今から約380年前の5月の話。ルイ14世は、わずか4歳にしてフランス国王に即位しました。ブルボン朝最盛期の王で、1715年9月1日に亡くなるまでの72年間という在位は、ギネス世界記録にも認定されているほど。
フランス絶対王政の全盛期を築いたルイ14世は、とてもエネルギッシュで頑強なイメージがあります。しかし「彼には、歯が1本もなかった」と聞き、とても驚きました。
歯がなかった理由は、侍医アントワーヌ・ダカンの進言によるもの。ダカンは『歯は全ての病気の温床である』と強く主張したのでした。「悪い歯だけでなく健康な歯も全て抜く」と言うのですから、恐ろしい話です。そんな想像を超える手術を受けたルイ14世は、歯が無くても食欲が衰えることはなかったそうです。

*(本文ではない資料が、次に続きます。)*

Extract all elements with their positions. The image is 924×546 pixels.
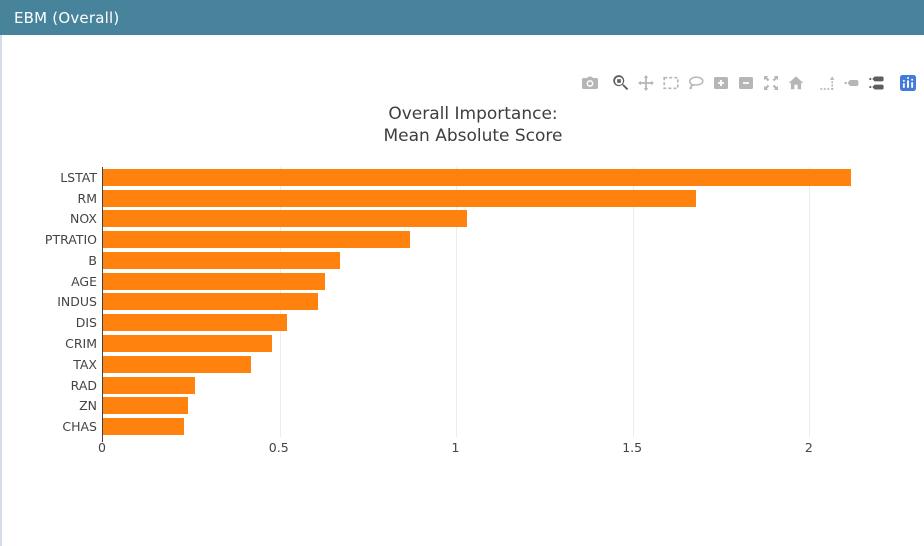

ただ、消化不良に悩まされ「下剤を飲んでは、食べる」を、毎日のように繰り返していました。このような生活を送っていたせいか、長い在位期間中には慢性的な疾患をいくつも患い、手術をすることも度々あったようです。太陽王と称えられたルイ14世ではありますが、その在位後期は、国の財政を立て直すことができず、国民に大きな負担をかけ、その人気はガタ落ちしてしまいました。
「歴史にifはない」と言われますが、もし国王にしっかりと合う入れ歯を、こまめにメンテナンスしながら使っていただけていたら、歴史はどうなっていたでしょう。
よく噛んで食事をすることは、消化を助けるだけでなく、食べ過ぎを防ぎます。口の周りの筋肉をよく使えば、表情も豊かになります。また、よく噛むことは、脳の活性化や体力維持にも繋がります。日々の生活をより楽しむためにも、歯を大切にしたいものです。